In reality, veganism is a moral and ethical commitment to refraining from violence and exploitation in all areas, not just diet. Vegans eat a plant-based diet, or a diet that is devoid of animal products, which doesn’t involve the exploitation of other beings. Beyond animal products, there are no other restrictions. Vegans can also indulge in things such as bread, alcohol, and fried foods just like everyone else.

Veganism isn’t just another annoying dietary fad; in fact, it’s well documented that a plant-based diet is nutritionally appropriate and can even benefit human health. The same cannot be said for most other diets that have gained popularity in recent times, but for some reason we tend to continue disregarded a plant-based diet as such.

As a vegan, there’s truly nothing more frustrating than going to a restaurant or an outing and being expected to be satisfied by a salad with oil and vinegar, or a grainy gluten-free cupcake that happens to also be vegan. Just like anyone else, vegans want to enjoy food that’s satisfying. Vegans eat delicious foods like pizza, cheesesteaks, nachos, and doughnuts. There’s no reason to assume that vegan food options should be any less satisfying than any other foods.

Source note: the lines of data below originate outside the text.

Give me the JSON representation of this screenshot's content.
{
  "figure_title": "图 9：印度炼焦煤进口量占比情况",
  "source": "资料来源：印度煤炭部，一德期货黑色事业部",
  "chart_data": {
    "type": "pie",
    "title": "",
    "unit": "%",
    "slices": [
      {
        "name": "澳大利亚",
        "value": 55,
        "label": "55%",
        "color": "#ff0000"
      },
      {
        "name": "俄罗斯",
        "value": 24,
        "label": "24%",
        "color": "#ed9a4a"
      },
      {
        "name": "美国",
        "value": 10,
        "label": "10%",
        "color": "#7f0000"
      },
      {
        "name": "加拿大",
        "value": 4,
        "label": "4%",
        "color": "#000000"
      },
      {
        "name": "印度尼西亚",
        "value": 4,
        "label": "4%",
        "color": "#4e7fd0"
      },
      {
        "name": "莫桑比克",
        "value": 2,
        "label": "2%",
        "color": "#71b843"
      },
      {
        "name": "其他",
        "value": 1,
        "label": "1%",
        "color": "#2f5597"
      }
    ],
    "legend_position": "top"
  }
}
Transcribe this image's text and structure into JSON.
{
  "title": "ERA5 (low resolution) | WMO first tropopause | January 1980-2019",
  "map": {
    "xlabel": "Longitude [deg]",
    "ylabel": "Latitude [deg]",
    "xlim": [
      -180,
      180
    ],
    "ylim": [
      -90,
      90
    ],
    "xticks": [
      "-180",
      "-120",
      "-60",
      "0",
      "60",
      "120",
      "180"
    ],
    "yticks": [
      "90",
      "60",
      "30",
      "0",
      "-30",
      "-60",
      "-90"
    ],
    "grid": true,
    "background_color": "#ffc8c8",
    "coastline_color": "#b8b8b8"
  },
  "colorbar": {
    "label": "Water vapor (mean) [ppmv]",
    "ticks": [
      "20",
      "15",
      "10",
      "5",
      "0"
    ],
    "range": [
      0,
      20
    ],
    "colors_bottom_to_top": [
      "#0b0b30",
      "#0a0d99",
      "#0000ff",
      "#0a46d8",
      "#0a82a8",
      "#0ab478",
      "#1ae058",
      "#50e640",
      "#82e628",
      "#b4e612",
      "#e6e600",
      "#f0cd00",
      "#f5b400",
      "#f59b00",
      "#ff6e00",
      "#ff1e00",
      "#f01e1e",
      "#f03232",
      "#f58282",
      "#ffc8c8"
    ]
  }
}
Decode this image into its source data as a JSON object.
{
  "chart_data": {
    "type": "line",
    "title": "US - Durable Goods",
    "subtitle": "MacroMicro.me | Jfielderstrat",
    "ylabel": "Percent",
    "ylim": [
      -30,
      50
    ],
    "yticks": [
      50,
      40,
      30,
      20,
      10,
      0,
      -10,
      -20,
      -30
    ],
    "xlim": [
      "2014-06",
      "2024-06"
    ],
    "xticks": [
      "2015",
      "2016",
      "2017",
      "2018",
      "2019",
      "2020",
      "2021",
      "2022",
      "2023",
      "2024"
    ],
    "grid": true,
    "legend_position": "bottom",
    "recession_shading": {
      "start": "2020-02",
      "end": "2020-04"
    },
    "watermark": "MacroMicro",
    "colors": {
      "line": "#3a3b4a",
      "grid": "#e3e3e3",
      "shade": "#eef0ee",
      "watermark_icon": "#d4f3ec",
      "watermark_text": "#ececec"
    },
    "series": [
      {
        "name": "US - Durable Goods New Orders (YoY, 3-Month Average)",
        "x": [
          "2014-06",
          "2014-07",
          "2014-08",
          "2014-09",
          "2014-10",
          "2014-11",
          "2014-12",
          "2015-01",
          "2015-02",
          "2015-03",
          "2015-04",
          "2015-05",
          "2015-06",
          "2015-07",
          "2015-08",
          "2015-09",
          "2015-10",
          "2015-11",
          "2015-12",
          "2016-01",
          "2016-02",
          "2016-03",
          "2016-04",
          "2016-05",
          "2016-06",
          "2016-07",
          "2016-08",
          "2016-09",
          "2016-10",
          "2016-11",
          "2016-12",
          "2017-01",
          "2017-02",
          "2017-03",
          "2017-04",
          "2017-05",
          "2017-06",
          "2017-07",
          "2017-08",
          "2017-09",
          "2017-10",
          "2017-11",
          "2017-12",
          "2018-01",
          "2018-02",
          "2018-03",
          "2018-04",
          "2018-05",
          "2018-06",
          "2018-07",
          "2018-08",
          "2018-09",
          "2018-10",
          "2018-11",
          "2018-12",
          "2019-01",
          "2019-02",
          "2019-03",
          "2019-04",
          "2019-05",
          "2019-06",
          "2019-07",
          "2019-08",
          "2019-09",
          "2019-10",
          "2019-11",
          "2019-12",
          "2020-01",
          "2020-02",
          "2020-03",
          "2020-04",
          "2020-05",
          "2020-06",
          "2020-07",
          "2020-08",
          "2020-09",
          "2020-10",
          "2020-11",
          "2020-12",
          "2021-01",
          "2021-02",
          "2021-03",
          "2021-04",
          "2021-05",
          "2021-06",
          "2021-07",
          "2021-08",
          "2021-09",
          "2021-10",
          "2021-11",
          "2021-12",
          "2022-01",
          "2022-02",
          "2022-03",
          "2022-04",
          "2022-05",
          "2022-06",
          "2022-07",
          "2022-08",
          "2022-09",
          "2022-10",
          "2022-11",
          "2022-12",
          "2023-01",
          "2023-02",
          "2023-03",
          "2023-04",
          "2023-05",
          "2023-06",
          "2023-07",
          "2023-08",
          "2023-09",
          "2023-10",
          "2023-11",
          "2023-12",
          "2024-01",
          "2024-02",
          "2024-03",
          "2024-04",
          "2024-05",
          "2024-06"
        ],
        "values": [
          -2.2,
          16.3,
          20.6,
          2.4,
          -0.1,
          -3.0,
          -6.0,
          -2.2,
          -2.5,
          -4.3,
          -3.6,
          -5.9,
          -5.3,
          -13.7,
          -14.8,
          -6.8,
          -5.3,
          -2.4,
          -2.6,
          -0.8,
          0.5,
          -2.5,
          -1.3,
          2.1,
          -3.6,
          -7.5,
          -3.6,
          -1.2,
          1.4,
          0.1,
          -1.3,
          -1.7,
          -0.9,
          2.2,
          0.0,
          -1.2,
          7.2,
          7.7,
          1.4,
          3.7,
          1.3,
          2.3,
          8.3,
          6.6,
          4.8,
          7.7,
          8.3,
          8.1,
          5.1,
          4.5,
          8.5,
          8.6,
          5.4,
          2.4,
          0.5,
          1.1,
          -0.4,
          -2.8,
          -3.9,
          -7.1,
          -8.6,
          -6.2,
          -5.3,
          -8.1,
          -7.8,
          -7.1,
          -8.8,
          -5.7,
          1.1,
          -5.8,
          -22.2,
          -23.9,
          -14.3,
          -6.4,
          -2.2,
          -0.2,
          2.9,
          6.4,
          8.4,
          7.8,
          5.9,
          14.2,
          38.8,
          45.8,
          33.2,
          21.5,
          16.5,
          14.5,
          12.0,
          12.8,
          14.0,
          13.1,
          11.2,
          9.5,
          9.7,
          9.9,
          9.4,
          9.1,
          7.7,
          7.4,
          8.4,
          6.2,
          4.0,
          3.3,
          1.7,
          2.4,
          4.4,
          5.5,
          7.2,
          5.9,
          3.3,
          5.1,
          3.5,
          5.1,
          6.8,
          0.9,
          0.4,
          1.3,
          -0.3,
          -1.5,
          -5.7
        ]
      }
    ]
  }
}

So, to the restaurateurs and home chefs out there preparing vegan meals, enough already with the salads and steamed veggies lacking in flavor, protein and calories! Would you be satisfied with a plate of fresh fruit, or pasta and tomato sauce? Of course not. So, why do you expect that vegans should be either?

The only “restriction” to vegan cuisine is the elimination of animal-based products that can be easily replaced with delicious alternatives. Please stop lumping vegan food in with the mulch and leaves that many fad-dieters limit themselves to. It’s not only disappointing to vegans expecting a good meal or dessert, but it continues to perpetuate the myth that vegan food doesn’t taste good!